1. Setting risks in a strategic context.
Board-level risk discussions must take place in the context of firm strategy and performance goals. Board leaders recognize their responsibility to actively challenge management on the question of whether the firm has the necessary resources, including financial and human capital, to be successful in executing the firm’s strategy.

2. Ensuring risk appetite is more clearly defined and better understood.
Board leaders view risk appetite as perhaps the most critical component of an overall board-level risk policy, because it acts as a clear statement of the firm’s strategic intent. Members need to have greater, and more constructive,, involvement in their firms’ decisions regarding risk appetite. Challenges related to risk appetite include clarifying the board’s role, developing well-informed definitions and communicating to external stakeholders.

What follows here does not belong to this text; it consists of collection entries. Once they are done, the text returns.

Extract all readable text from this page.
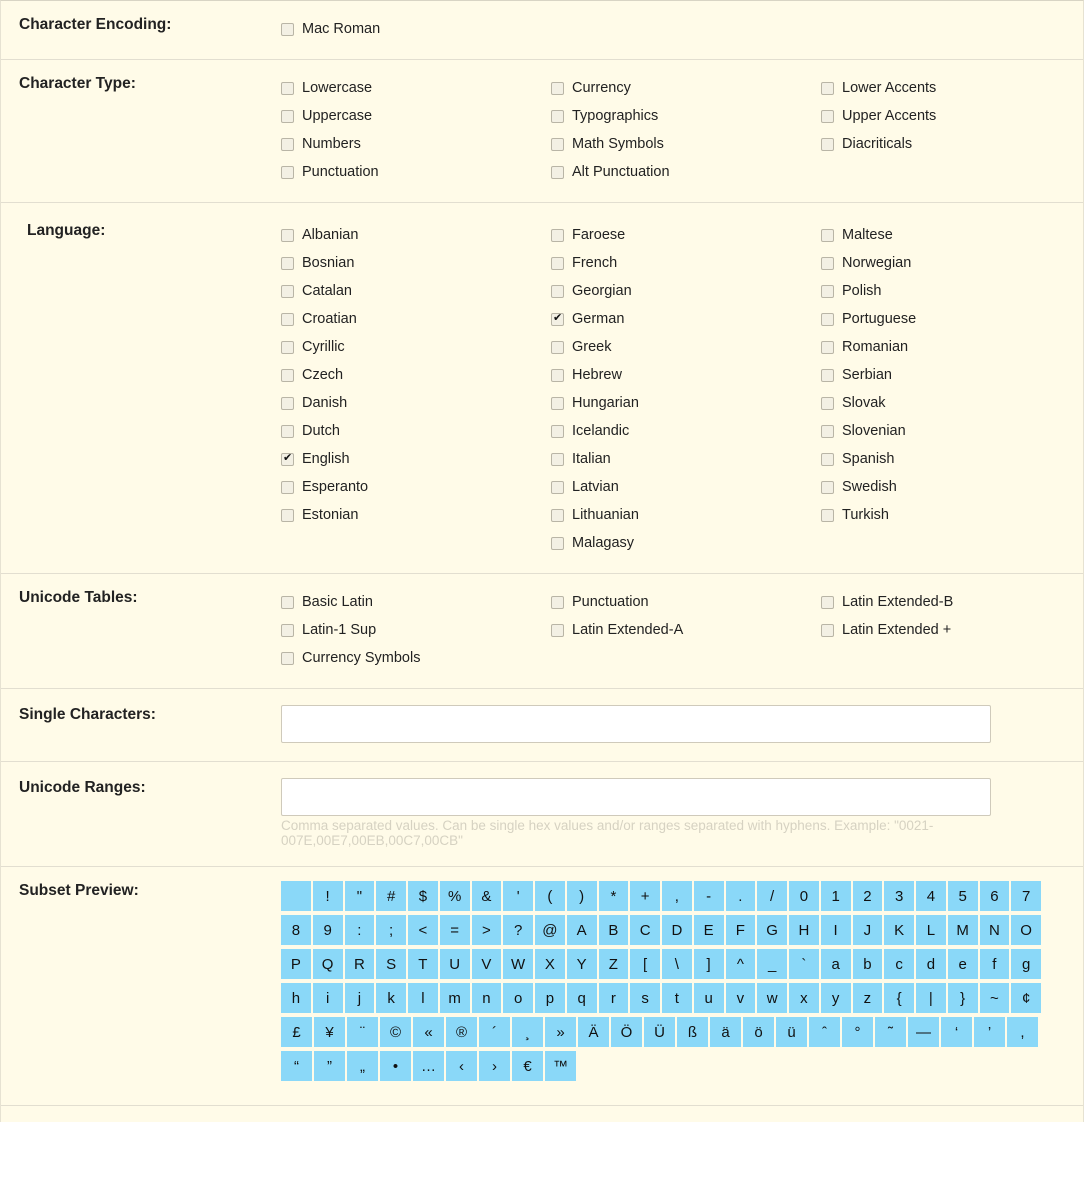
Character Encoding:	Mac Roman
Character Type:	Lowercase
Uppercase
Numbers
Punctuation
Currency
Typographics
Math Symbols
Alt Punctuation
Lower Accents
Upper Accents
Diacriticals
Language:	Albanian
Bosnian
Catalan
Croatian
Cyrillic
Czech
Danish
Dutch
✔
English
Esperanto
Estonian
Faroese
French
Georgian
✔
German
Greek
Hebrew
Hungarian
Icelandic
Italian
Latvian
Lithuanian
Malagasy
Maltese
Norwegian
Polish
Portuguese
Romanian
Serbian
Slovak
Slovenian
Spanish
Swedish
Turkish
Unicode Tables:	Basic Latin
Latin-1 Sup
Currency Symbols
Punctuation
Latin Extended-A
Latin Extended-B
Latin Extended +
Single Characters:
Unicode Ranges:
Comma separated values. Can be single hex values and/or ranges separated with hyphens. Example: "0021-007E,00E7,00EB,00C7,00CB"
Subset Preview:	!	"	#	$	%	&	'	(	)	*	+	,	-	.	/	0	1	2	3	4	5	6	7
8	9	:	;	<	=	>	?	@	A	B	C	D	E	F	G	H	I	J	K	L	M	N	O
P	Q	R	S	T	U	V	W	X	Y	Z	[	\	]	^	_	`	a	b	c	d	e	f	g
h	i	j	k	l	m	n	o	p	q	r	s	t	u	v	w	x	y	z	{	|	}	~	¢
£	¥	¨	©	«	®	´	¸	»	Ä	Ö	Ü	ß	ä	ö	ü	ˆ	°	˜	—	‘	’	,
“	”	„	•	…	‹	›	€	™
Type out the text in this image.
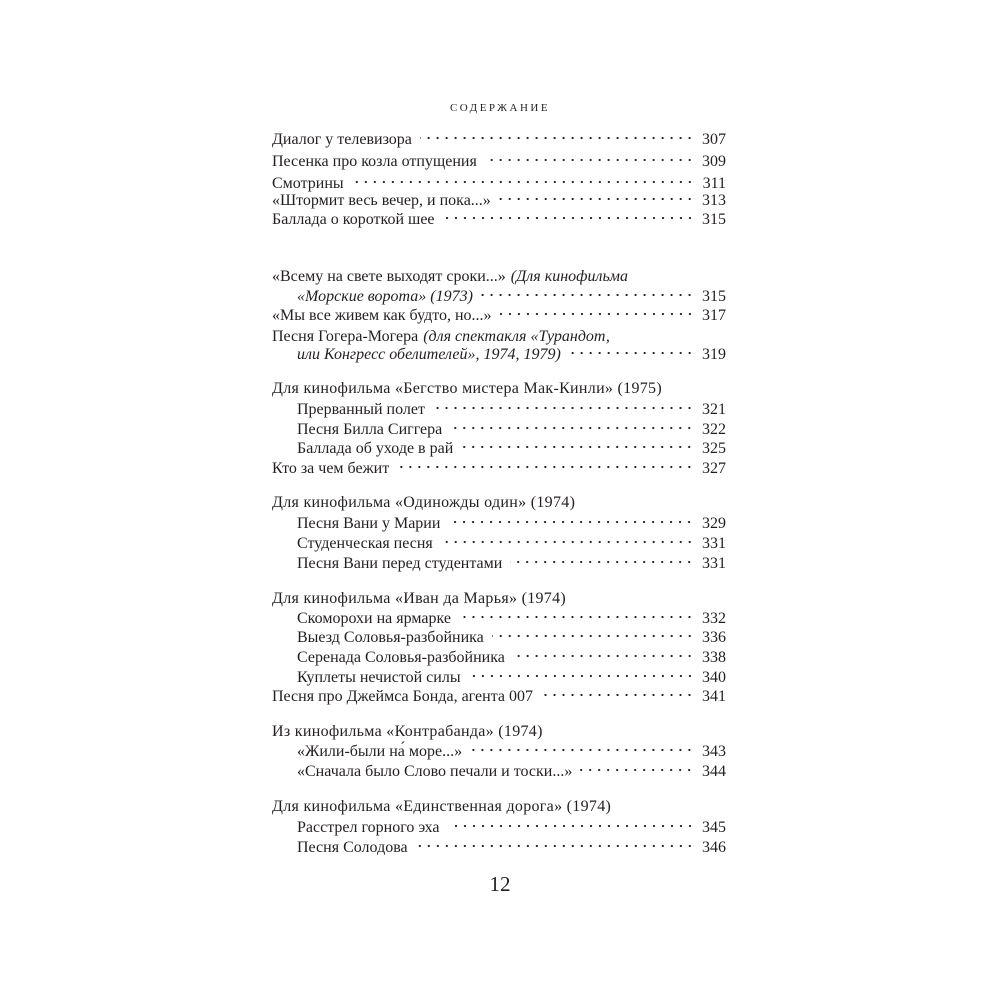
СОДЕРЖАНИЕ
Диалог у телевизора	307
Песенка про козла отпущения	309
Смотрины	311
«Штормит весь вечер, и пока...»	313
Баллада о короткой шее	315
«Всему на свете выходят сроки...» (Для кинофильма
«Морские ворота» (1973)	315
«Мы все живем как будто, но...»	317
Песня Гогера-Могера (для спектакля «Турандот,
или Конгресс обелителей», 1974, 1979)	319
Для кинофильма «Бегство мистера Мак-Кинли» (1975)
Прерванный полет	321
Песня Билла Сиггера	322
Баллада об уходе в рай	325
Кто за чем бежит	327
Для кинофильма «Одиножды один» (1974)
Песня Вани у Марии	329
Студенческая песня	331
Песня Вани перед студентами	331
Для кинофильма «Иван да Марья» (1974)
Скоморохи на ярмарке	332
Выезд Соловья-разбойника	336
Серенада Соловья-разбойника	338
Куплеты нечистой силы	340
Песня про Джеймса Бонда, агента 007	341
Из кинофильма «Контрабанда» (1974)
«Жили-были на́ море...»	343
«Сначала было Слово печали и тоски...»	344
Для кинофильма «Единственная дорога» (1974)
Расстрел горного эха	345
Песня Солодова	346
12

3. Defining the risk governance agenda.
In the post-crisis era, bank boards need to clearly define the risk governance responsibilities they will assume. Many board members remain more actively engaged on a broader set of risk priorities than they were before the crisis. Capital allocation, new business risks and risk-adjusted compensation are all issues that have risen in importance on the board’s agenda in the current environment.

4. Enhancing the board’s understanding of risks.
To support robust discussion and debate on risk matters, directors require high-quality information and insight from both within and outside the firm. Streamlining risk communications to the board, establishing a productive relationship with the chief risk officer (CRO) and drawing upon independent risk perspectives all contribute to building the board’s risk knowledge.